Asymmetrical Warfare

If you haven’t managed to hit your irritation quotient today, consider this: according to the Washington Post, Al Qaeda’s Yemeni affiliate is lecturing us about our infidelity to our own values in connection with the lethal drone operation against Anwar al-Awlaki and Samir Khan:
“Al-Qaeda’s affiliate in Yemen has confirmed the deaths of American-born cleric Anwar al-Awlaki and Samir Khan, the young American propagandist killed alongside him in a U.S. drone strike late last month.

“Al-Qaeda has also criticized the Obama administration for killing U.S. citizens, saying doing so ‘contradicts’ American law.

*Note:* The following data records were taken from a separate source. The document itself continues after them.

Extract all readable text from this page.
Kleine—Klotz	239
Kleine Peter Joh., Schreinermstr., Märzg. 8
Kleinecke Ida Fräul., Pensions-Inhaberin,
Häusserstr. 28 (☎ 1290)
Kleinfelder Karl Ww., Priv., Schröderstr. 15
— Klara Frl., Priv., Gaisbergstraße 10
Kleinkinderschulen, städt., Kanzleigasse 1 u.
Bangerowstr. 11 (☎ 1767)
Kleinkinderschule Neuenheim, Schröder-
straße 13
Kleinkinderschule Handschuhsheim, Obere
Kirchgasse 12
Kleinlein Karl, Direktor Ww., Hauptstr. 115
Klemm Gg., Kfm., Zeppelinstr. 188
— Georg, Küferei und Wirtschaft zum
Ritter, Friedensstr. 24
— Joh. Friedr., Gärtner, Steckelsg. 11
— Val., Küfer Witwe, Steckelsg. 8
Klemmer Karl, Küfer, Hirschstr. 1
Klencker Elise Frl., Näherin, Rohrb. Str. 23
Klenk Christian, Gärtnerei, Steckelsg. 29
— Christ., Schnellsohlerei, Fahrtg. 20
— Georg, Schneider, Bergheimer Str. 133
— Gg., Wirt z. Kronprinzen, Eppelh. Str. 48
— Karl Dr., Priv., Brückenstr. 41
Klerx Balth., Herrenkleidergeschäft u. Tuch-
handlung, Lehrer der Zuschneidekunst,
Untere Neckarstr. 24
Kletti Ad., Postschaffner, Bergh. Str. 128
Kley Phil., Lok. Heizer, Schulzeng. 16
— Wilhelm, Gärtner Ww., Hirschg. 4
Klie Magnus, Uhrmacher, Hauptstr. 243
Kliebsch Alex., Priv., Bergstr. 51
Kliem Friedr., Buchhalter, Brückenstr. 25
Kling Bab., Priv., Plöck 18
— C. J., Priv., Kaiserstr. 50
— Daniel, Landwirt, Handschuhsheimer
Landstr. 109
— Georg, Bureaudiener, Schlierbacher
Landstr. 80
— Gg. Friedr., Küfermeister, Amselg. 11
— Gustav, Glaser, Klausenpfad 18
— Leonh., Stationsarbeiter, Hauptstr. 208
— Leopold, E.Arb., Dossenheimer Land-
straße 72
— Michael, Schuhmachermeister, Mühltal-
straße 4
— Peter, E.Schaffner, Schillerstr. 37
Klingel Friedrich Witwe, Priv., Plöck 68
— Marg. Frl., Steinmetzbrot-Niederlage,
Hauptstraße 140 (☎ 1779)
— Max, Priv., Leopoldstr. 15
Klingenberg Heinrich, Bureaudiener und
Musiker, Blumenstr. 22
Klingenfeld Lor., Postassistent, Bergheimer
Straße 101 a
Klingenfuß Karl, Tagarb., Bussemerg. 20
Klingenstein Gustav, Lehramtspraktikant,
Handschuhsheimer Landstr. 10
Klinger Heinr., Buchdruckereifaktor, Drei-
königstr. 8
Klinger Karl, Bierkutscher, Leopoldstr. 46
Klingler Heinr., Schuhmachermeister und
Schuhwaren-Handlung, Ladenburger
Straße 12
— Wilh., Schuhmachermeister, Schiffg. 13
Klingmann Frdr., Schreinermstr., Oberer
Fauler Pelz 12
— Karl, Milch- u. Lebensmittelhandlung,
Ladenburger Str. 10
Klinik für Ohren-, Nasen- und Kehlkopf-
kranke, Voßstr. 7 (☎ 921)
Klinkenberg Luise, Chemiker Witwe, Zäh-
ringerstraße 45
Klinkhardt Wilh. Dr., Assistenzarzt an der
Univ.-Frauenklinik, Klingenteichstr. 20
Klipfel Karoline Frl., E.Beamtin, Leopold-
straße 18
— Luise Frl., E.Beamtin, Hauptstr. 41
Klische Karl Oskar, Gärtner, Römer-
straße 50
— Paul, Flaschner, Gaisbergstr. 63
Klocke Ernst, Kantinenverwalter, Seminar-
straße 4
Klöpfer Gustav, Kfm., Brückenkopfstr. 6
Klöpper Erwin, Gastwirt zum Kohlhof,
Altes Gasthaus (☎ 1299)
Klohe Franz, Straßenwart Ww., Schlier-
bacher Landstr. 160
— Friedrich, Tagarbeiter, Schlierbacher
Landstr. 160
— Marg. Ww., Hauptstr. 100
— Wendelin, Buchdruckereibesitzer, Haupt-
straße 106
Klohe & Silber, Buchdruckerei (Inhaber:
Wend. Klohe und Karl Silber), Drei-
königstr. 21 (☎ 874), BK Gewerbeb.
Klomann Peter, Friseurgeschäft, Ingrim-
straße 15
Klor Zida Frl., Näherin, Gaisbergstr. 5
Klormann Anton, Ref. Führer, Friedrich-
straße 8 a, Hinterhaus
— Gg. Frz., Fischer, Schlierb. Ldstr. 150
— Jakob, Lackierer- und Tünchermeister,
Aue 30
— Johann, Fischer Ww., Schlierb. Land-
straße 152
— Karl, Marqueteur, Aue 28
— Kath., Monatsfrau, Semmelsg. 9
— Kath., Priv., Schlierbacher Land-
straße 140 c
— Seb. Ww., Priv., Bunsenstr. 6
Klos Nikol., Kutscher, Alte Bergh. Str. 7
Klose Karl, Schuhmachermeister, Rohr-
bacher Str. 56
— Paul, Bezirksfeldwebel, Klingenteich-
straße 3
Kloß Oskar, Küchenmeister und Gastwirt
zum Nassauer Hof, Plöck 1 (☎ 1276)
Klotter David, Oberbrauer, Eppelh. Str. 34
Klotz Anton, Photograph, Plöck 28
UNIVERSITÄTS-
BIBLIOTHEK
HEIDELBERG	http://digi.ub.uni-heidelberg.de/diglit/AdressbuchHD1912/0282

“‘Where are what they keep talking about regarding freedom, justice, human rights and respect of freedoms?!’ the statement says, according to a translation by SITE Intelligence Group, which monitors jihadist Web sites.”
Who knew that Yemeni terrorists were so devoted to human rights and the rule of American law? This, of course, is mostly a matter of our being called a bunch of hypocrites by people who think that they’re more faithful to their own ideals than we are ours. Yet I don’t think it’s only that.

The maddening thing about jihadists is that they enjoy a kind of dual moral citizenship. By virtue of inhabiting what they regard as the one true religion, they think they’re entitled to subordinate our interests, indeed our lives, to their religious vocation. And by virtue of inhabiting a world order in which we’re still the hegemonic power, they think that they're not only entitled to all the protections afforded them by our moral standards, but that they retain the moral standing to invoke our standards in their own behalf.  And in the latter respect, as much as it pains us, we agree with them in principle (even if most of us don't agree about how our moral and legal standards apply to this case in particular).

The asymmetry in "asymmetrical warfare" is not only strategic, it's moral.

3 comments:

Anonymous said...

Maybe they have a point.

Stan said...

Even if they have the point, they've forfeited the right to make it.

Anonymous said...

Fair point from Stan. But terrorists get to do whatever they want to further their terror mission. Civilized nations don't get a free pass.